Back in March, I brought you the shocking story a man who was acquitted of murder charges in the stabbing death of a gay couple in Vigo, Spain.
Jacobo Piñeiro Rial (right) had spent the afternoon of January 12th of this year drinking at a gay bar. At some point, he left the place with bartender Isaac Al Daní Pérez Triviño, and accepted an invite to Triviño's apartment. According to court testimony, the two spent the afternoon doing drugs. The pair didn't even leave the room after Triviño's partner, Julio Anderson Luciano, arrived with a couple of friends for dinner.
Luciano's friends left, but Piñeiro stayed in the apartment with the couple. Something went horribly wrong and, according to forensic reports, the bloodbath began around 4am on the morning of the 13th and didn't end until 2 hours later.
Piñeiro, who argued that he wasn't gay and that he'd panicked after the men had tried to sexually assault him, methodically took his time as he stabbed them 57 times. Forensic experts testified that he followed Luciano as the victim struggled to crawl out of a hallway into the living room, stabbing him 22 times as he went along. Once he'd killed the couple, he dumped clothes across the floor and on the bodies, dousing them with gasoline, and set everything afire.

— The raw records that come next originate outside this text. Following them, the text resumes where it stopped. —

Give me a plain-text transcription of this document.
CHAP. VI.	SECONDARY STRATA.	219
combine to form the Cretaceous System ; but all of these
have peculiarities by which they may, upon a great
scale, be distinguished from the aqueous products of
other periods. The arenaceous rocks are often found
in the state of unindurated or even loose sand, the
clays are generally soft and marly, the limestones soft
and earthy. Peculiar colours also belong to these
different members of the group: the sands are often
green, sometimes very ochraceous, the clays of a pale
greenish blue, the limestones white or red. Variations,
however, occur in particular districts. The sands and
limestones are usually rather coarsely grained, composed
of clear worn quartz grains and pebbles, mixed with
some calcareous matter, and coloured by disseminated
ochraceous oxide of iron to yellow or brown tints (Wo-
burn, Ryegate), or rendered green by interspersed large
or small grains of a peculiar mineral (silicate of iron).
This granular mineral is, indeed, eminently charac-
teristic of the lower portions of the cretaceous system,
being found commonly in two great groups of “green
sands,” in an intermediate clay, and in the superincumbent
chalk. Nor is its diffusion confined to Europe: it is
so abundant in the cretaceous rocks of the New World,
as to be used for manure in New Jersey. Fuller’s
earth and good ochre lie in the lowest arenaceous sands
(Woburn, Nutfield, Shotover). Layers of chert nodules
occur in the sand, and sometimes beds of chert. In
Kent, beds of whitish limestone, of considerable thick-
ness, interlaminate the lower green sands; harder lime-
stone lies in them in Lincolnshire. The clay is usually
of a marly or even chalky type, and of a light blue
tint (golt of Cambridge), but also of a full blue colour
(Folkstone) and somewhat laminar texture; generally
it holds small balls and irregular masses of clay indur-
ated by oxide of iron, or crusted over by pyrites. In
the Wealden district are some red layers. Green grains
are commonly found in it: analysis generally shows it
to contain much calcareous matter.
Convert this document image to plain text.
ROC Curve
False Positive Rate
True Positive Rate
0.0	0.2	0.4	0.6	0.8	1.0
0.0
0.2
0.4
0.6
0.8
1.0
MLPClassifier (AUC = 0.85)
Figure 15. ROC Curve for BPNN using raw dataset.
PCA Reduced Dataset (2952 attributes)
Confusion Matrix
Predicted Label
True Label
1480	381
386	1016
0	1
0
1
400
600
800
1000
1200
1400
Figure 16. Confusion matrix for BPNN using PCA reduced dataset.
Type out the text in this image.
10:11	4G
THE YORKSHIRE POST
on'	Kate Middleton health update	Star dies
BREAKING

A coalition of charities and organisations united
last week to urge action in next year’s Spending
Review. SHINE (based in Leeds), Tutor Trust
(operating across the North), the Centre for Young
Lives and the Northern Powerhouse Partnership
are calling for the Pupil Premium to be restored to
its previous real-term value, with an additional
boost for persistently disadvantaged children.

Astonishingly, despite the fact that Piñeiro spent a whole afternoon at a gay bar and accepted an invite by a gay bartender to go home with him, the jury that heard the case in March believed in the gay panic defense and absolved Piñeiro of murder charges. Apparently, the jury would have set him free if it wasn't for the judge who stepped in to correct some jury 'errors' and sentenced him in setting the apartment on fire. The judge sentenced Piñeiro to 20 years in prison on the arson charges.
Understandably, there were protests. In Vigo, Madrid, New York and Berlin. The New York protest came at the calling of my friend Karlo.
The outrage elicited by the acquittal led to demands that the court ruling be annulled. And this summer, the Superior Justice Tribunal of Galicia decided to take a look at the ruling and determine if it had been fair.
Yesterday, mincing no words, the Tribunal called the lower court ruling "defective, absurd, illogical and arbitrary"and ordered a new trial, according to El Pais. The Tribunal also dismissed petitions to reduce the sentence for setting the apartment on fire.
Asked by La Voz de Galicia how she felt about the announcement, Marta Pérez Triviño, Isaac's mother, said "I am very happy, although we have only won a battle but we have yet to win the war".
She told the paper that she hopes that a new trial will take place before July.
Speaking about the first trial's murder acquittal, she said "If it had been a different murdered couple, the verdict would have been a lot different; the jury was greatly swayed by racism and homophobia."
Ms. Triviño has always said that she is not only fighting for justice for her son Isaac, but also for his partner Julio, who she loved as if he were her own son.
Although it didn't surface during the trial, police records show that after being arrested, Piñeiro told police that he had been particularly disgusted by the fact that a black Brazilian man made sexual advances, using some of the vilest racist terms possible. Ms. Triviño has implied that the jury in the first trial might have held similar sentiments against Julio.